Have you noticed that when you ask the AI artificial intelligence search engines a question, such as in copilot, Gemini, grok, open AI and others You frequently get a garbage answer back. Something that is not just wrong but is completely and utterly wrong . Apparently, the AI search engines are lazy and they do as little work as possible . You must force them to look for new current up-to-date information and to examine it critically.  Here's how you do it below. But keep in mind these AI search engines have incredible bias built into them. They're often programmed by extreme radicals who have a political agenda or are just idiots and are not as smart as they think they are. You must not trust these engines unless you can verify it yourself first period

The way you phrase things really does determine whether the AI search engione actually goes out and searches the web for authoritative sources versus relying on general knowledge in its LLM database.
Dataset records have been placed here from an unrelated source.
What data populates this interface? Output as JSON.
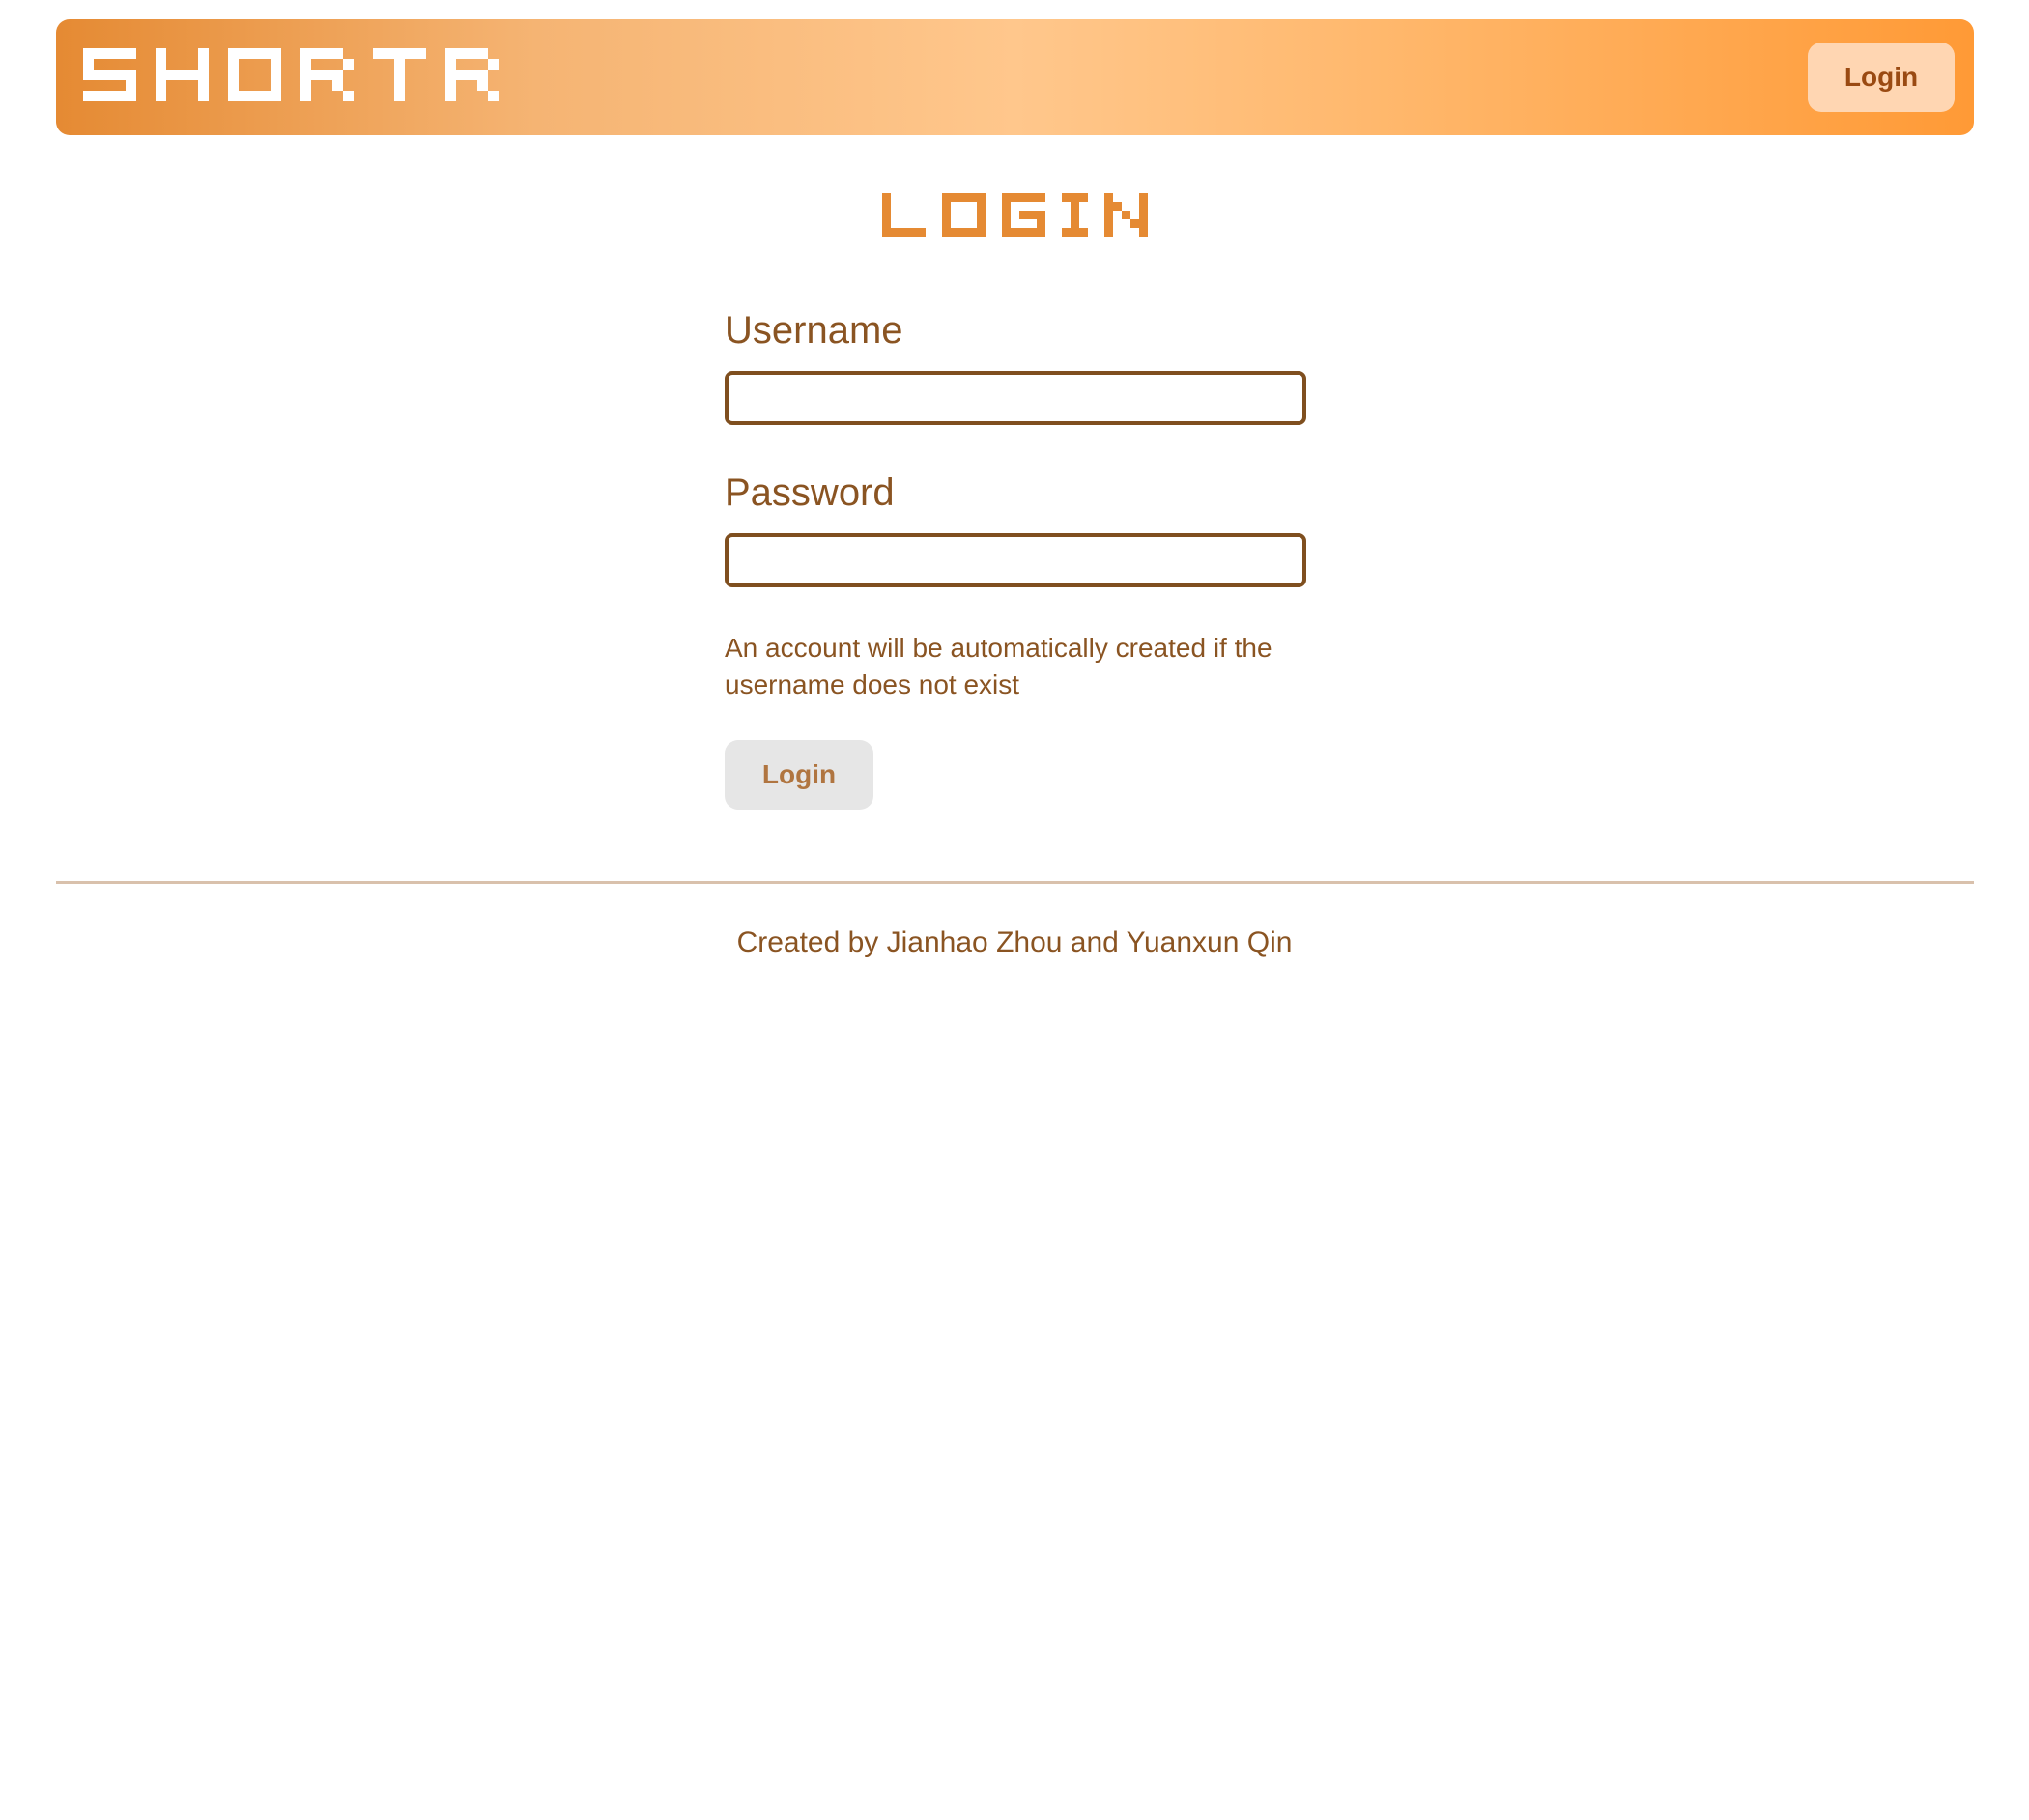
{
  "header": {
    "logo_text": "SHORTR",
    "login_label": "Login"
  },
  "page": {
    "title": "LOGIN"
  },
  "form": {
    "username_label": "Username",
    "username_value": "",
    "password_label": "Password",
    "password_value": "",
    "note": "An account will be automatically created if the username does not exist",
    "submit_label": "Login"
  },
  "footer": {
    "credit": "Created by Jianhao Zhou and Yuanxun Qin"
  },
  "colors": {
    "brand_orange": "#e58a33",
    "text_brown": "#8a5422",
    "header_button_bg": "#ffd6b2",
    "submit_bg": "#e6e6e6"
  },
  "icons": {
    "logo": "pixel-wordmark"
  }
}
Here’s how you can “force” it to search MORE thoroughly and avoid assumptions:

How to Phrase Questions for Guaranteed Search

  • Include explicit search intent:
    Use phrases like “look up,” “search,” “check online,” “find current info,” or “verify from sources.”
    Example: “Search whether the CyberBrick kit pairs with iPhone 8 via Bluetooth.”
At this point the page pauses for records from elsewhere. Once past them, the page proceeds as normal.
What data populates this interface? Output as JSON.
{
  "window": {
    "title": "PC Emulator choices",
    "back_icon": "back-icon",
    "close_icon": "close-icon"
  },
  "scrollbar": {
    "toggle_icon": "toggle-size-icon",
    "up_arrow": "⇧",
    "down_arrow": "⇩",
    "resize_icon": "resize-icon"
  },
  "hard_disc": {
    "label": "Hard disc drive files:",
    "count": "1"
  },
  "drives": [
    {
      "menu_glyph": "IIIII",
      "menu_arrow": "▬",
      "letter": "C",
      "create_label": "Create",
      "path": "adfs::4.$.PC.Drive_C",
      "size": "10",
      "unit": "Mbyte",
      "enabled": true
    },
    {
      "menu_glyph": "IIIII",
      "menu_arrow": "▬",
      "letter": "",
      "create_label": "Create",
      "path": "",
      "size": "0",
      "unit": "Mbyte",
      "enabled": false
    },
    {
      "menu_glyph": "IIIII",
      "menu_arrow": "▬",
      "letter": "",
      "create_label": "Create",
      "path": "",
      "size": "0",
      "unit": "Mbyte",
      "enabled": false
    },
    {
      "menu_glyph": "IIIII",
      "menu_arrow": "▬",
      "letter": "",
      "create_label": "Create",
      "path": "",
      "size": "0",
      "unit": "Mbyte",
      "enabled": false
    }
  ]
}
  • Ask about compatibility, specs, or availability:
    Anytime you ask “is X compatible with Y,” “what are the requirements,” “where can I buy,” I will trigger a search.
    Example: “Check the official specs for CyberBrick kit smartphone compatibility.”

  • Mention time sensitivity:
    If you say “latest,” “current,” “updated,” “2025,” or “recent,” I’ll know you want fresh info.
    Example: “Find the latest supported devices for CyberBrick kit.”

  • Request citations or sources:
    If you ask me to “show sources,” “cite official documentation,” or “link to manufacturer page,” I must search and provide them.
    Example: “Provide sources confirming CyberBrick kit Bluetooth support for iPhone.”


 Examples of Effective vs. Risky Phrasing

Example 1

You want to know if the Bambu Labs CyberBrick tool can be used with an iPhone 8

Risky phrasing (may cause assumptions)

Strong phrasing (forces search)

“Can it connect to iPhone 8?”

“Search official CyberBrick specs to see if it supports iPhone 8.”

“Is this compatible?”

“Check online sources for compatibility between CyberBrick kit and TP-Link cameras.”

“Tell me about CyberBrick”

“Look up CyberBrick kit product page and summarize its features with citations.”


 Specific words to use in your search:

Copy and paste the following into the AI search when you ask your question:

Search online and verify from official sources:
[Your specific question here]

Requirements:
- Use authoritative sources (manufacturer pages, official documentation, or trusted reviews).
- Provide citations for every factual claim.
- Summarize clearly and avoid assumptions.
- Include step‑by‑step setup or compatibility details if relevant.

Bottom line:

If you want the AI to always search, add words like “search,” “check online,” “verify,” “latest,” or “sources.” That guarantees it willl pull in fresh, authoritative info instead of leaning on assumptions.